Manhã Gloriosa

Manhã Gloriosa

Manhã Gloriosa

Percorro as avenidas das primeiras horas da manhã
 com gestos certeiros, 
camuflados pelos meus olhos
enublados 
com restos de sonhos
 e inquietações espectrais.

Perco-me por segundos na janela,
 enquanto a chaleira apita
 e a sua sirene persistente
 preenche o espaço vazio.

O aroma familiar do café
chama por mim, 
distrai-me da visão do beijo sóbrio da geada
 sobre o verde adormecido.

Não quero ir, 
mas também não quero ficar, 
ou melhor...
aquela que de mim aprendeu a ser ponteiro, 
não consegue ignorar o alarme que se ergue 
confiante
sob a chama do fogão.
Mas a outra, 
a que cresceu a bailar 
com as campainhas nos prados 
e que se dilui nas cascatas de chuva, 
essa quer ficar...

Essa outra acredita ser criminoso 
abandonar o espectáculo do Sol, 
que cuidadoso chega
com os seus rituais de carinho
que languidamente 
desperta as folhas 
do seu sono polar. 

Como desperdiçar o momento
em que a rainha das neves,
finalmente se rende à supremacia do grande Pai? 

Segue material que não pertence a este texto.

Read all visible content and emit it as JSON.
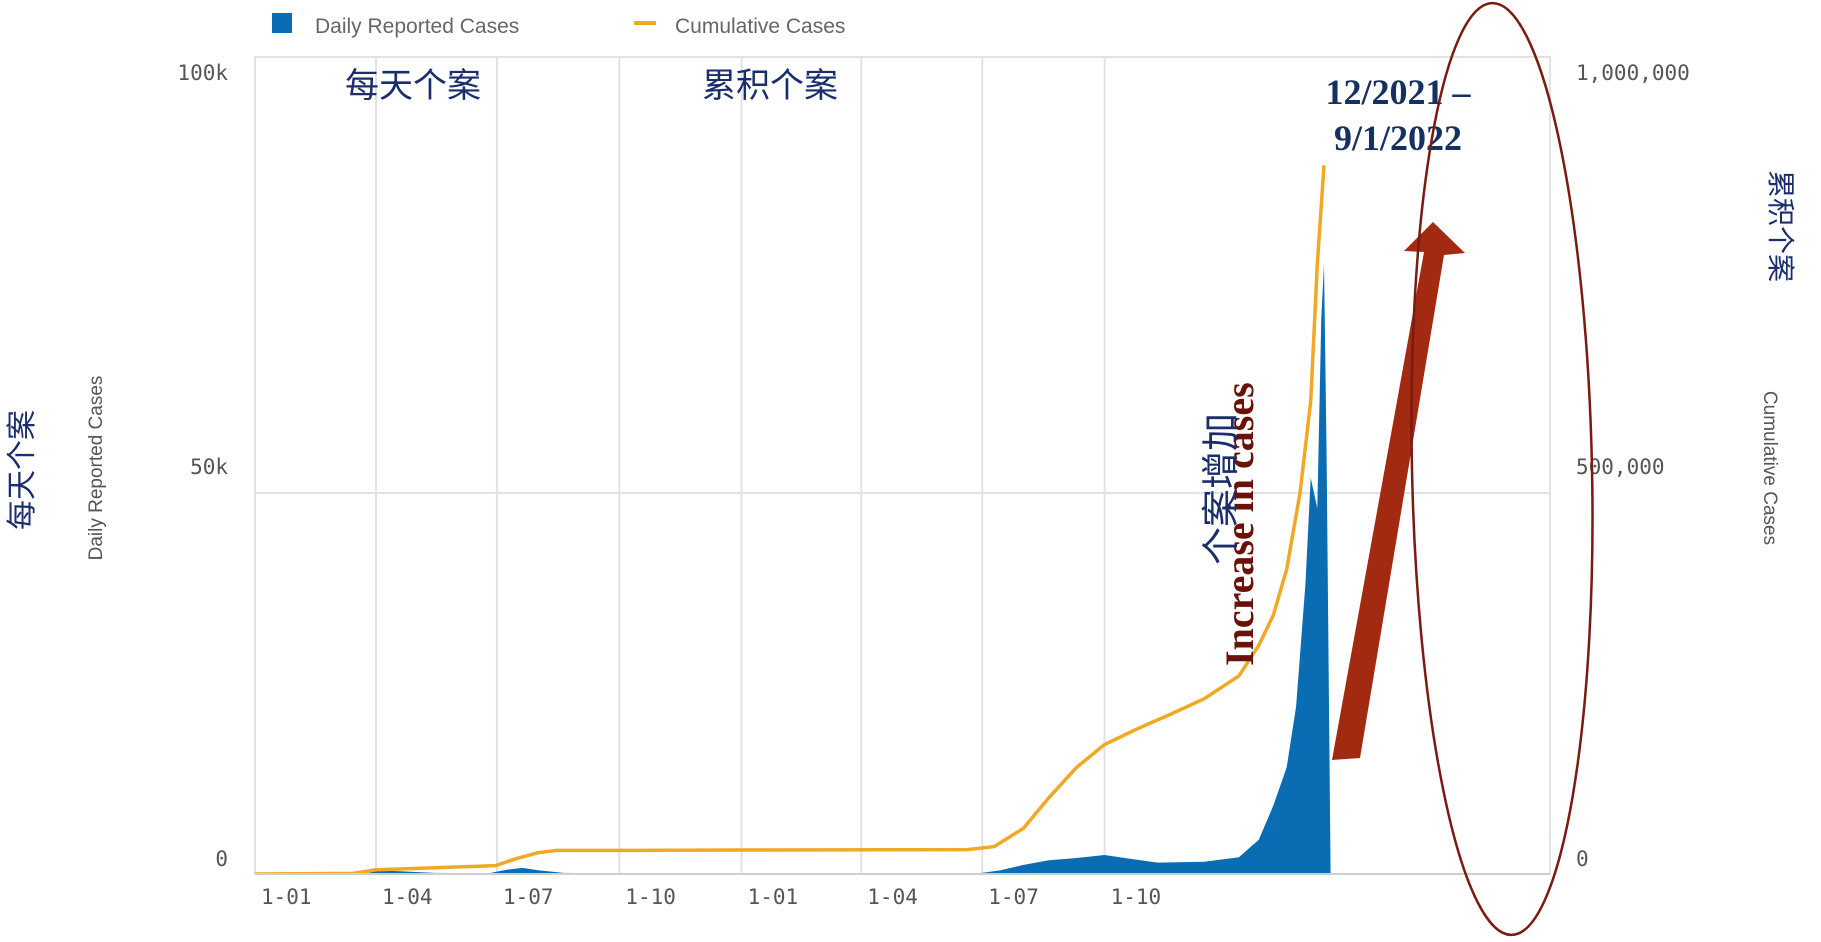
{
  "legend": {
    "daily_label": "Daily Reported Cases",
    "cumulative_label": "Cumulative Cases"
  },
  "axes": {
    "left_title": "Daily Reported Cases",
    "right_title": "Cumulative Cases",
    "left_ticks": [
      "100k",
      "50k",
      "0"
    ],
    "right_ticks": [
      "1,000,000",
      "500,000",
      "0"
    ],
    "x_ticks": [
      "1-01",
      "1-04",
      "1-07",
      "1-10",
      "1-01",
      "1-04",
      "1-07",
      "1-10"
    ]
  },
  "annotations": {
    "left_cn": "每天个案",
    "right_cn": "累积个案",
    "top_daily_cn": "每天个案",
    "top_cumulative_cn": "累积个案",
    "date_range_line1": "12/2021 –",
    "date_range_line2": "9/1/2022",
    "increase_en": "Increase in cases",
    "increase_cn": "个案增加"
  },
  "colors": {
    "daily": "#0a6db3",
    "cumulative": "#f0a825",
    "arrow": "#a22a10",
    "ellipse": "#7a1a12",
    "grid": "#e2e2e2"
  },
  "chart_data": {
    "type": "bar+line",
    "x_start": "2020-01-01",
    "x_end": "2022-09-01",
    "y_left_lim": [
      0,
      100000
    ],
    "y_right_lim": [
      0,
      1000000
    ],
    "series": [
      {
        "name": "Daily Reported Cases",
        "type": "area",
        "axis": "left",
        "points": [
          [
            "2020-01-01",
            0
          ],
          [
            "2020-03-25",
            0
          ],
          [
            "2020-04-01",
            600
          ],
          [
            "2020-04-15",
            400
          ],
          [
            "2020-05-15",
            150
          ],
          [
            "2020-06-25",
            100
          ],
          [
            "2020-07-08",
            550
          ],
          [
            "2020-07-20",
            800
          ],
          [
            "2020-08-01",
            500
          ],
          [
            "2020-08-20",
            150
          ],
          [
            "2020-10-01",
            60
          ],
          [
            "2021-01-01",
            40
          ],
          [
            "2021-06-01",
            30
          ],
          [
            "2021-06-28",
            80
          ],
          [
            "2021-07-15",
            500
          ],
          [
            "2021-08-01",
            1200
          ],
          [
            "2021-08-20",
            1800
          ],
          [
            "2021-09-10",
            2100
          ],
          [
            "2021-10-01",
            2500
          ],
          [
            "2021-10-20",
            2000
          ],
          [
            "2021-11-10",
            1500
          ],
          [
            "2021-12-15",
            1600
          ],
          [
            "2022-01-10",
            2200
          ],
          [
            "2022-01-25",
            4500
          ],
          [
            "2022-02-05",
            9000
          ],
          [
            "2022-02-15",
            14000
          ],
          [
            "2022-02-22",
            22000
          ],
          [
            "2022-03-01",
            38000
          ],
          [
            "2022-03-05",
            52000
          ],
          [
            "2022-03-10",
            48000
          ],
          [
            "2022-03-13",
            73000
          ],
          [
            "2022-03-15",
            80000
          ],
          [
            "2022-03-17",
            55000
          ],
          [
            "2022-03-20",
            0
          ]
        ]
      },
      {
        "name": "Cumulative Cases",
        "type": "line",
        "axis": "right",
        "points": [
          [
            "2020-01-01",
            0
          ],
          [
            "2020-03-15",
            800
          ],
          [
            "2020-04-01",
            5500
          ],
          [
            "2020-06-30",
            11000
          ],
          [
            "2020-07-15",
            20000
          ],
          [
            "2020-08-01",
            28000
          ],
          [
            "2020-08-15",
            31000
          ],
          [
            "2020-10-01",
            31000
          ],
          [
            "2021-01-01",
            31500
          ],
          [
            "2021-06-20",
            32000
          ],
          [
            "2021-07-10",
            36000
          ],
          [
            "2021-08-01",
            60000
          ],
          [
            "2021-08-20",
            100000
          ],
          [
            "2021-09-10",
            140000
          ],
          [
            "2021-10-01",
            170000
          ],
          [
            "2021-10-25",
            190000
          ],
          [
            "2021-11-20",
            210000
          ],
          [
            "2021-12-15",
            230000
          ],
          [
            "2022-01-10",
            260000
          ],
          [
            "2022-01-25",
            300000
          ],
          [
            "2022-02-05",
            340000
          ],
          [
            "2022-02-15",
            400000
          ],
          [
            "2022-02-25",
            500000
          ],
          [
            "2022-03-05",
            620000
          ],
          [
            "2022-03-10",
            800000
          ],
          [
            "2022-03-15",
            930000
          ]
        ]
      }
    ]
  }
}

Como desperdiçar esta generosidade
do abraço subtil, 
dos seus tentáculos cuidadosos
que  de forma suave
e até mesmo carinhosa, 
lentamente...  
desperta ervas, 
flores, 
folhas e pedras?

Na manha gloriosa, 
os meus olhos de névoa 
pouco a pouco 
crescem em foco 
e maravilhamento.

E a minha mais ardente oração
 é sempre a mesma: 
que os meus olhos sejam fieis, 
sempre fieis 
ao exercício de dizer não ao desperdício da beleza.